I have been writing for about 2 hours now, and I have just hit the delete button again.  I will continue to hash and re-hash the details with friends in real conversations - but not here.  I need to process the reality of the situation and process through the ugliness - but not here.  The conversations that I have with friends aren't the stories that I want to "stick."  They are stories through which I want to move, not stories in which I want to dwell.   Acknowledging the reality of the ugliness, yet not becoming a permanent citizen therein will be my challenge.  So - the delete button is my "noble assistant" in writing and purging, writing and purging.

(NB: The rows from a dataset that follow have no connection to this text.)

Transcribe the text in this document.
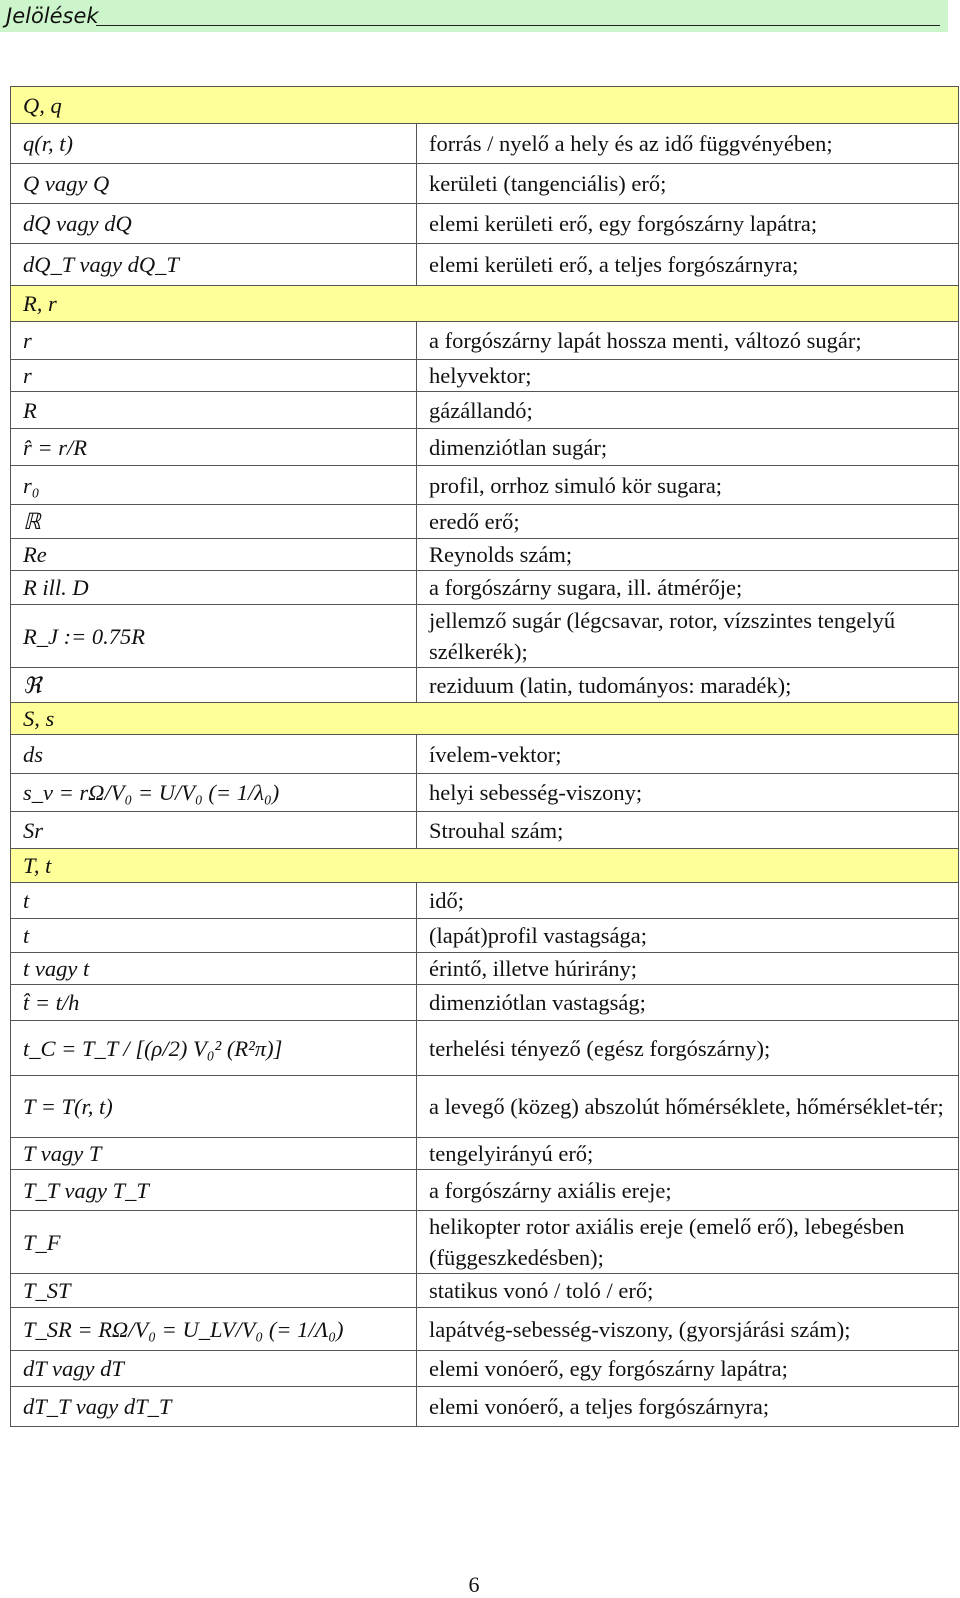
Jelölések
Q, q	
q(r, t)	forrás / nyelő a hely és az idő függvényében;
Q vagy Q	kerületi (tangenciális) erő;
dQ vagy dQ	elemi kerületi erő, egy forgószárny lapátra;
dQ_T vagy dQ_T	elemi kerületi erő, a teljes forgószárnyra;
R, r	
r	a forgószárny lapát hossza menti, változó sugár;
r	helyvektor;
R	gázállandó;
r̂ = r/R	dimenziótlan sugár;
r₀	profil, orrhoz simuló kör sugara;
ℝ	eredő erő;
Re	Reynolds szám;
R ill. D	a forgószárny sugara, ill. átmérője;
R_J := 0.75R	jellemző sugár (légcsavar, rotor, vízszintes tengelyű szélkerék);
ℜ	reziduum (latin, tudományos: maradék);
S, s	
ds	ívelem-vektor;
s_v = rΩ/V₀ = U/V₀ (= 1/λ₀)	helyi sebesség-viszony;
Sr	Strouhal szám;
T, t	
t	idő;
t	(lapát)profil vastagsága;
t vagy t	érintő, illetve húrirány;
t̂ = t/h	dimenziótlan vastagság;
t_C = T_T / [(ρ/2) V₀² (R²π)]	terhelési tényező (egész forgószárny);
T = T(r, t)	a levegő (közeg) abszolút hőmérséklete, hőmérséklet-tér;
T vagy T	tengelyirányú erő;
T_T vagy T_T	a forgószárny axiális ereje;
T_F	helikopter rotor axiális ereje (emelő erő), lebegésben (függeszkedésben);
T_ST	statikus vonó / toló / erő;
T_SR = RΩ/V₀ = U_LV/V₀ (= 1/Λ₀)	lapátvég-sebesség-viszony, (gyorsjárási szám);
dT vagy dT	elemi vonóerő, egy forgószárny lapátra;
dT_T vagy dT_T	elemi vonóerő, a teljes forgószárnyra;
6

Not much else to say except that I am feeling a "dullness" which I would say is from overworking - being tired and burned out from working too hard.  There is something about trying so very hard to make things right - and being unable to do so. 

And I am somewhat freed when I understand that making things right according to someone else's vision is so very much harder when that vision is opposed to one's own.  And with that freedom, comes a knowledge that making things right with one's own vision carries strength, courage, and a sense of responsibility: I am bound to writing my own stories. 

"Anxiety?"  "Yes," she answered. 

"Angst?"  "That, too," she replied. 

"Yet freedom?"  "Oh, yes," she quietly stated.  "Freedom."